Read The Dante Chamber Page 9


  Here, another example: A woman walked by in a dark blue cloak. She did not appear quite young enough to be one of the country runaways that fathers railroaded into London searching for. But she still had that bloom on her pretty cheeks that made her look as though she were freshly kissed. Her auburn hair fell loosely in waves as she staggered from one side of the sidewalk to the other. She waved her hands to catch herself and appeared as though she might lose her balance at any moment. In a more civilized quarter of the city, some Good Samaritan or at least Halfway Decent Samaritan or at the very least a pickpocket would have taken hold of her arm. The police might be notified—a fellow human was in trouble. Not here. Nobody here liked sending for police. A few people did notice her; a man laughed at her, a woman in the early stage of inebriation shook her head in sisterly disapproval.

  Besides, this passerby was not the first young woman to be staggering and swaying over these sidewalks. In fact, she was not even the only one who met that description at this moment in time. There was a distinct air about her, though. A profound urgency.

  A man followed a few feet behind her, watching her with an expression blending concern and fascination. His coat was buttoned up to the throat. His body was muscular but not athletic. His very round face exhibited the interest that, in spite of our better natures, each of us takes in a scene of distress. Something more sparkled in his hypnotic, deep-set dark eyes, which in narrowing emphasized the penciled ridge over his nose. Dante Gabriel Rossetti was studying every move, committing them to memory.

  She stumbled again, this time off the sidewalk. She wandered into traffic and found herself spun around. There was a loud thump as her body collided with an oncoming omnibus and was thrown high into the air, landing clear on the other side of the street.

  She came down on the iron railings in front of a house. The railing impaled her in four places.

  Blood poured from the wounds, first slowly, then with a gush. Onlookers rushed over—now that she was mortally wounded, interest in her increased at a fast clip. The force of the impact was so great that, as the bystanders attempted to lift her off, one of the spikes of the railing broke off into her chest, causing her to howl in anguish.

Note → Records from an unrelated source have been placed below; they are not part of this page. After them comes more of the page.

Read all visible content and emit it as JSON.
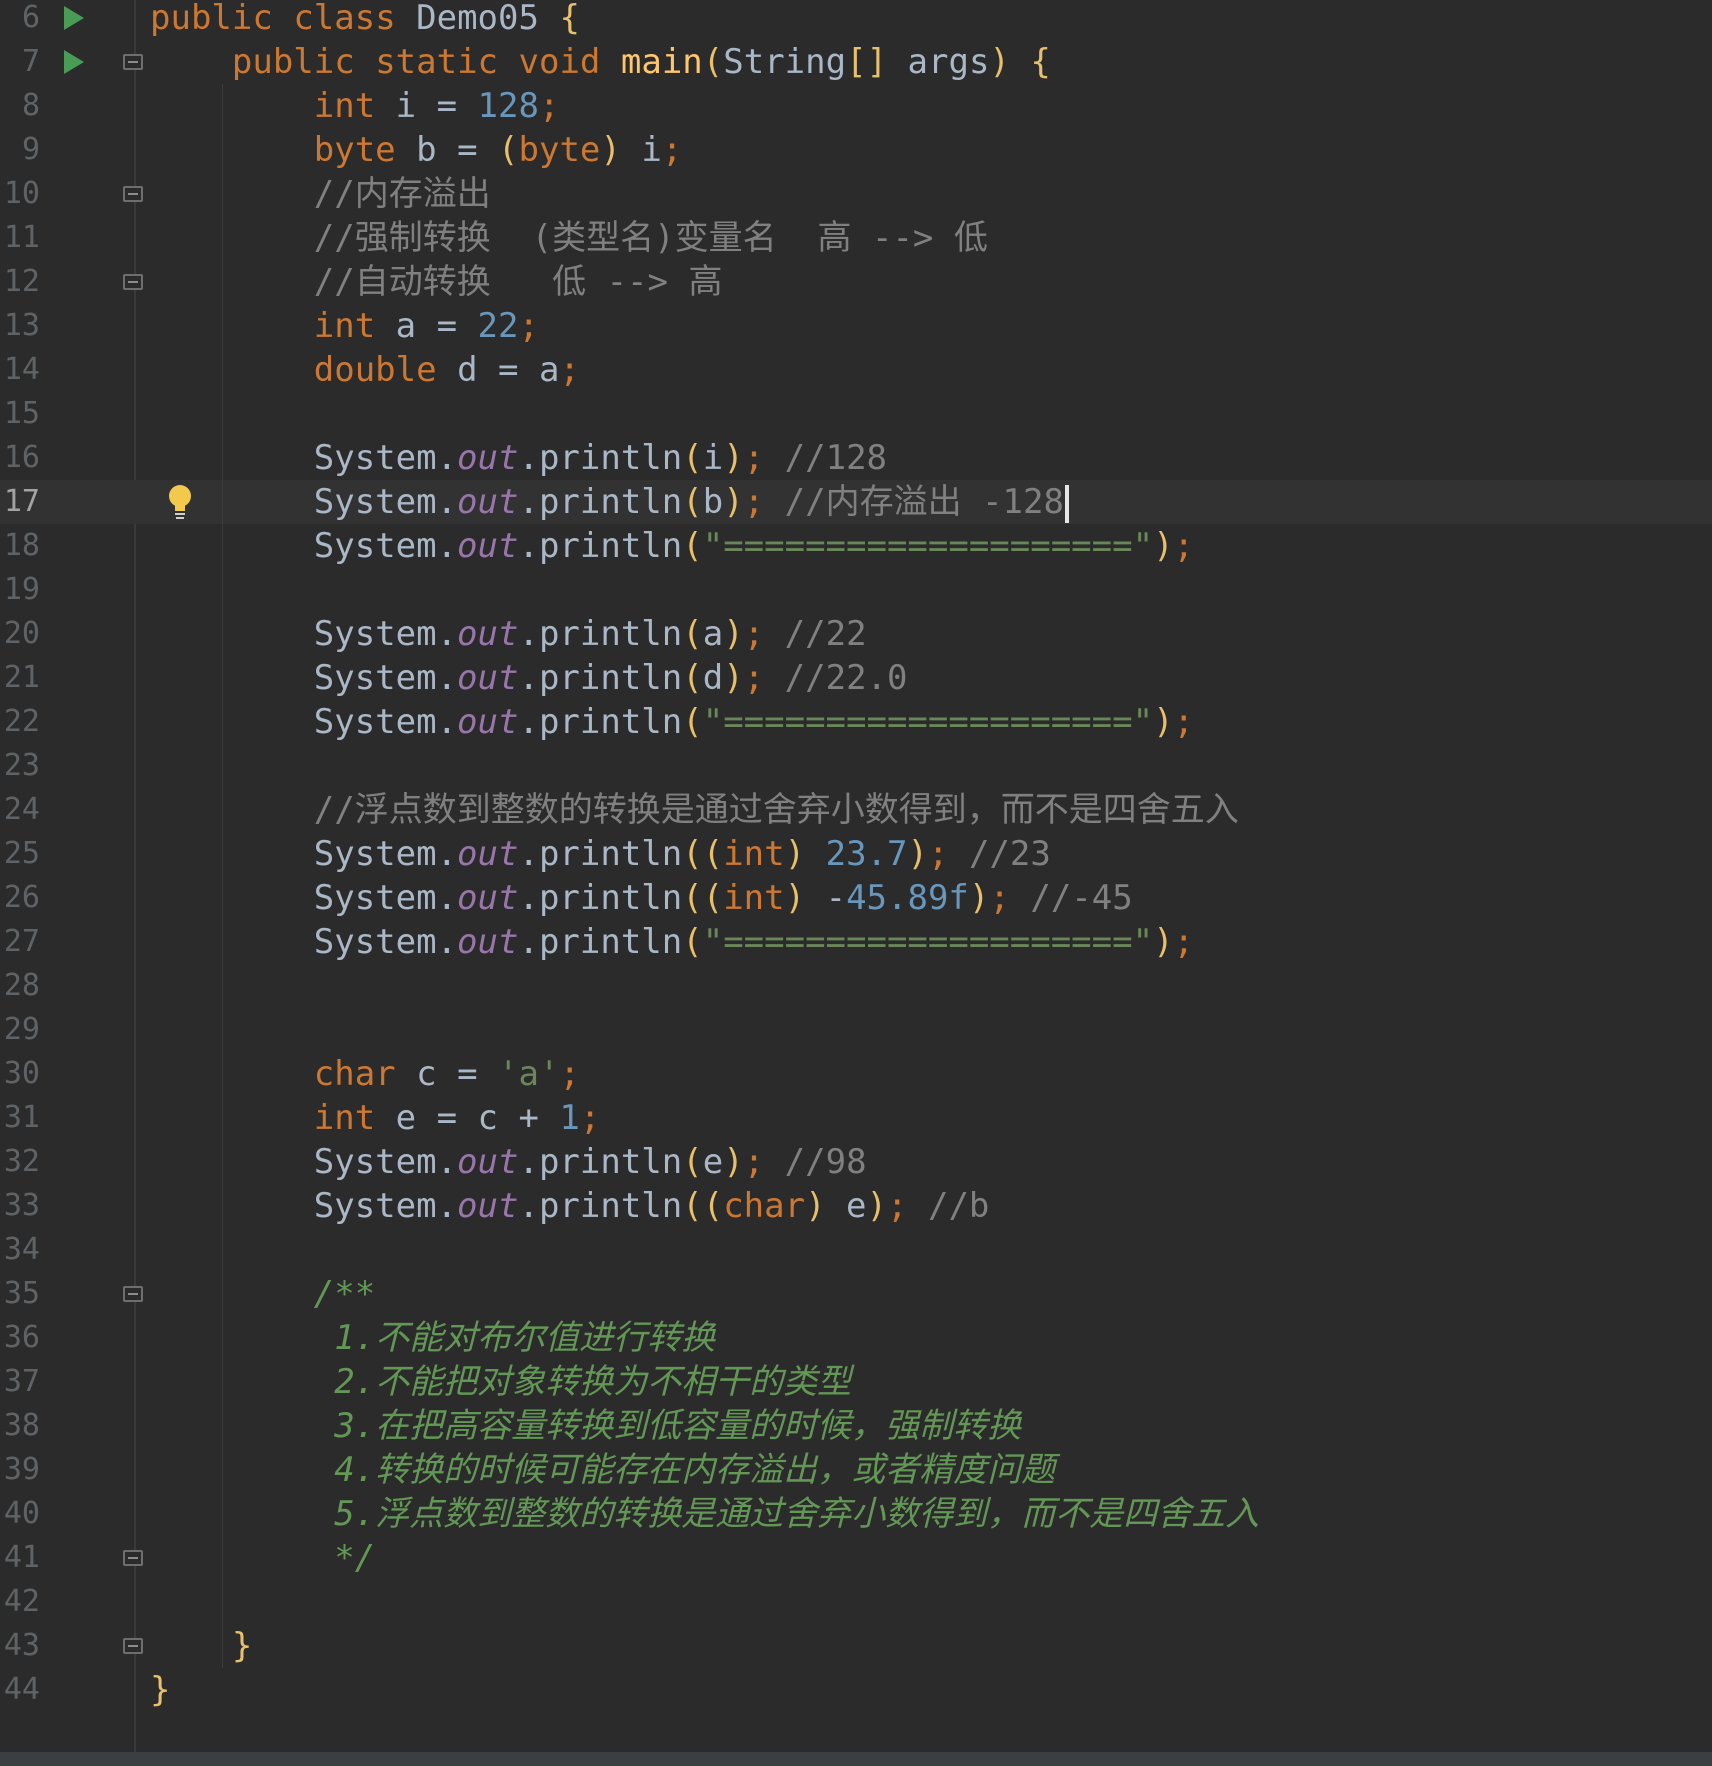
{
  "editor": {
    "current_line": "17",
    "lines": [
      {
        "n": "6",
        "text": "public class Demo05 {"
      },
      {
        "n": "7",
        "text": "    public static void main(String[] args) {"
      },
      {
        "n": "8",
        "text": "        int i = 128;"
      },
      {
        "n": "9",
        "text": "        byte b = (byte) i;"
      },
      {
        "n": "10",
        "text": "        //内存溢出"
      },
      {
        "n": "11",
        "text": "        //强制转换  (类型名)变量名  高 --> 低"
      },
      {
        "n": "12",
        "text": "        //自动转换   低 --> 高"
      },
      {
        "n": "13",
        "text": "        int a = 22;"
      },
      {
        "n": "14",
        "text": "        double d = a;"
      },
      {
        "n": "15",
        "text": ""
      },
      {
        "n": "16",
        "text": "        System.out.println(i); //128"
      },
      {
        "n": "17",
        "text": "        System.out.println(b); //内存溢出 -128"
      },
      {
        "n": "18",
        "text": "        System.out.println(\"====================\");"
      },
      {
        "n": "19",
        "text": ""
      },
      {
        "n": "20",
        "text": "        System.out.println(a); //22"
      },
      {
        "n": "21",
        "text": "        System.out.println(d); //22.0"
      },
      {
        "n": "22",
        "text": "        System.out.println(\"====================\");"
      },
      {
        "n": "23",
        "text": ""
      },
      {
        "n": "24",
        "text": "        //浮点数到整数的转换是通过舍弃小数得到，而不是四舍五入"
      },
      {
        "n": "25",
        "text": "        System.out.println((int) 23.7); //23"
      },
      {
        "n": "26",
        "text": "        System.out.println((int) -45.89f); //-45"
      },
      {
        "n": "27",
        "text": "        System.out.println(\"====================\");"
      },
      {
        "n": "28",
        "text": ""
      },
      {
        "n": "29",
        "text": ""
      },
      {
        "n": "30",
        "text": "        char c = 'a';"
      },
      {
        "n": "31",
        "text": "        int e = c + 1;"
      },
      {
        "n": "32",
        "text": "        System.out.println(e); //98"
      },
      {
        "n": "33",
        "text": "        System.out.println((char) e); //b"
      },
      {
        "n": "34",
        "text": ""
      },
      {
        "n": "35",
        "text": "        /**"
      },
      {
        "n": "36",
        "text": "         1.不能对布尔值进行转换"
      },
      {
        "n": "37",
        "text": "         2.不能把对象转换为不相干的类型"
      },
      {
        "n": "38",
        "text": "         3.在把高容量转换到低容量的时候，强制转换"
      },
      {
        "n": "39",
        "text": "         4.转换的时候可能存在内存溢出，或者精度问题"
      },
      {
        "n": "40",
        "text": "         5.浮点数到整数的转换是通过舍弃小数得到，而不是四舍五入"
      },
      {
        "n": "41",
        "text": "         */"
      },
      {
        "n": "42",
        "text": ""
      },
      {
        "n": "43",
        "text": "    }"
      },
      {
        "n": "44",
        "text": "}"
      }
    ]
  },
  "colors": {
    "background": "#2b2b2b",
    "current_line": "#323232",
    "keyword": "#cc7832",
    "number": "#6897bb",
    "string": "#6a8759",
    "comment": "#808080",
    "doc_comment": "#629755",
    "field": "#9876aa",
    "method": "#ffc66d",
    "plain": "#a9b7c6",
    "run_icon": "#499c54",
    "bulb": "#f2c94c"
  },
  "icons": {
    "run": "run-gutter-icon",
    "fold": "fold-marker-icon",
    "intention": "lightbulb-icon"
  }
}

She remained sensible for a few more moments. She even spoke, though it was a struggle to eject her peculiar words, which sounded like, “There is no more wine.”

  Gabriel Rossetti joined the onlookers briefly, but when he felt eyes on him, he turned on his heel and walked away, as he had at the North Woolwich Gardens.

  Meanwhile, those who had moved closest to the dying woman—a tavern keeper, a barmaid, the intoxicated workman who had laughed at the victim minutes before—could see her face clearly now under the glow of the gaslight. What they saw horrified them. What they saw was more terrible, if possible, than the spikes tearing apart her flesh. It was not drunkenness that had made her stagger and stumble into death.

  * * *

  —

  It was true what everyone said. Dolly Williamson hated to ever rest during a case in progress. This was not a product of impatience, to which Dolly hardly could be accused of succumbing. When he first moved from his family’s home in the Scottish hills to London, he earned a name for himself as a very methodical clerk in the War Office. Then he resigned from civil service to apply to the police. “You’re joking, Dolly. Turn yourself into a common policeman?” his friends protested. “I want an open-air life,” he retorted, “and I won’t be long in uniform.”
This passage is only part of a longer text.